Cecily Lefort

Cecily Lefort

Cecily Lefort
Nickname(s) Agent Jockey, Alice
Born (1900-04-30)30 April 1900
London, England, United Kingdom
Died February 1945 (aged 44)
Ravensbrück concentration camp, Germany
Allegiance United Kingdom, France
Service/branch Special Operations Executive,
Women's Auxiliary Air Force
Years of service 1941-1942 (WAAF)/1942-1945 (SOE)
Unit Jockey
Awards Croix de Guerre, Mentioned in Dispatches

Cecily Lefort (30 April 1900 February 1945) was a British SOE agent during the Second World War.

Early life

Born as Cecily Margot MacKenzie in London of Scottish ancestry, she lived on the coast of Brittany in France from the age of 24 with her French husband, Dr. Alex Lefort.

Espionage service

Lefort and her husband fled to England after Germany invaded France. Before leaving, the couple arranged for their home in Brittany be made available to the French resistance. It was used by the maquis in its escape line for downed British airmen and others needing to get out of occupied France.

In 1941, Lefort joined the British Women's Auxiliary Air Force. The following year, being fluent in the French language, she volunteered to serve with the F Section (France) of the Special Operations Executive based in London. After passing her selection board for field work, Lefort was trained as an espionage agent.

France

On the night of 16 June 1943, with fellow SOE agents Diana Rowden and Noor Inayat Khan, she was flown to Le Mans where they were met by Henri Dericourt. She was sent to southeastern France where she worked as a courier for the "Jockey network" run by Francis Cammaerts.

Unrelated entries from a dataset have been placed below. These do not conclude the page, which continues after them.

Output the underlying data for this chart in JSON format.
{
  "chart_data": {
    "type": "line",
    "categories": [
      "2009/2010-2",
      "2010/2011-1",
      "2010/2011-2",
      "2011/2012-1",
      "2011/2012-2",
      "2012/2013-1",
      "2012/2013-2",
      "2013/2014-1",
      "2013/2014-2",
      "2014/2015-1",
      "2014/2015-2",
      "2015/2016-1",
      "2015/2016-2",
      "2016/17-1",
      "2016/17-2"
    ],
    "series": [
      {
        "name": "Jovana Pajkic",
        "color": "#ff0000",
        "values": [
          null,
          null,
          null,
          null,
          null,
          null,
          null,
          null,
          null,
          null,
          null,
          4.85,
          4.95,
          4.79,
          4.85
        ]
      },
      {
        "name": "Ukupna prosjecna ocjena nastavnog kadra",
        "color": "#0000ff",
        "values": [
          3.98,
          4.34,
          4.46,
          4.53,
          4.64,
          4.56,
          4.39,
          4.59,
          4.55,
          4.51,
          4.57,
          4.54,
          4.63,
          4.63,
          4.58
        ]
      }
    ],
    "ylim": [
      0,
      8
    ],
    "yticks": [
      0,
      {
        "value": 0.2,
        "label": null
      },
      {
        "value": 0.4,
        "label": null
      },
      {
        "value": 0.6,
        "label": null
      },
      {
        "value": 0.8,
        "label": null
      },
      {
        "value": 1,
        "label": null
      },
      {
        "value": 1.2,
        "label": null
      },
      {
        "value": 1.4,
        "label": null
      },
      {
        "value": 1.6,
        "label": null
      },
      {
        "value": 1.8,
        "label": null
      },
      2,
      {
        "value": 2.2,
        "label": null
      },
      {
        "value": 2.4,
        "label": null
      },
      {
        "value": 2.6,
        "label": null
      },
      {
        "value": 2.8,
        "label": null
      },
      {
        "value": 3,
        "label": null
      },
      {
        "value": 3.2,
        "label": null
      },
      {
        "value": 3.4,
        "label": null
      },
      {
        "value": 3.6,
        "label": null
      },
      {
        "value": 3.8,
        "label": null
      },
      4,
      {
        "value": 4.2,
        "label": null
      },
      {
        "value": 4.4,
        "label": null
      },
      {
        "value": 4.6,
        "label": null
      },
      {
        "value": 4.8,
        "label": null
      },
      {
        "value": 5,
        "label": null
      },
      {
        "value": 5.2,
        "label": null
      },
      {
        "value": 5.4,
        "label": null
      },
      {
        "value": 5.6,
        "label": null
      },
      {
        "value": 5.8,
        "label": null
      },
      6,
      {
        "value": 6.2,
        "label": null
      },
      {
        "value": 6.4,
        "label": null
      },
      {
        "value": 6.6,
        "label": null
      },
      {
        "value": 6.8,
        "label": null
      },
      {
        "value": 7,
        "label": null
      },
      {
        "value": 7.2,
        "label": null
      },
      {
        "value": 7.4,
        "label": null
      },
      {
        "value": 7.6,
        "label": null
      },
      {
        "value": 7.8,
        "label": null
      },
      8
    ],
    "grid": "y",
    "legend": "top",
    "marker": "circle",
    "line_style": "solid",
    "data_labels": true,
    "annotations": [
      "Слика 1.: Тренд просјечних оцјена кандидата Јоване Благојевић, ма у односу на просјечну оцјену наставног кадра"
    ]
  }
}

Arrest, imprisonment & death

Lefort was arrested by the Gestapo while meeting a contact in Montélimar in Drôme on 15 September 1943. She was sent north to the Fresnes prison in Paris where she was subjected to brutal interrogation and torture. A few months later in early 1944, she was shipped to Ravensbrück about 50 miles from Berlin. The Nazi concentration camp held approximately 30,000 women and children. With the defeat of the Third Reich becoming more and more imminent, the camp had become a frantic killing centre.[1] Lefort - along with other prisoners - was made to do hard labour for hours such as paving streets by pulling a huge iron roller. By the end of 1944, she was suffering from extreme malnutrition, diarrhoea and exhaustion.

In early 1945, she volunteered to be transferred to a new camp which SS-Obersturmführer Johann Schwarzhuber - the recently arrived deputy commandant of Ravensbrück - said was for sick prisoners. The new camp had been established at Uckermark on the site of a former youth camp for delinquent girls. However Schwarzhuber, who had formerly been responsible for gassings at the women's camp at Auschwitz-Birkenau, had built the camp as an extermination centre. Sometime in February 1945 Cicely Lefort died in the gas chamber .[2]

Aftermath

Three other female members of the SOE were executed by firing squad at Ravensbrück in February 1945, they were: Denise Bloch, Lilian Rolfe, and Violette Szabo.

Cicely Lefort was among 12 female British SOE F-Section agents who were executed at concentration camps. The War Office describes their deaths as Killed in Action.

Schwartzhuber was convicted by the British at the Hamburg Ravensbrück trials. He was hanged by Albert Pierrepoint in Hameln prison on 3 May 1947.

Honours

Cecily Lefort was Mentioned in Dispatches for her service to the British and honored by the government of France with a posthumous Croix de Guerre. She is recorded on the Runnymede Memorial in Surrey, England; and, as one of the SOE agents who died for the liberation of France, she is listed on the "Roll of Honor" on the Valençay SOE Memorial in Valençay, in the Indre departément of France.

1939–1945 Star France and Germany Star War Medal with Mentioned in Dispatches Croix de Guerre (France)

References

    • Germaine Tillion, Ravensbrück, Garden City, Anchor Press, 1975. ISBN 978-0-385-00927-0
  1. Helm, Sarah, ' If This Is A Woman. Inside Ravensbrück: Hitler's Concentration Camp for Women' (Little, Brown; London, 2015, pp.489, 496, 498, 507).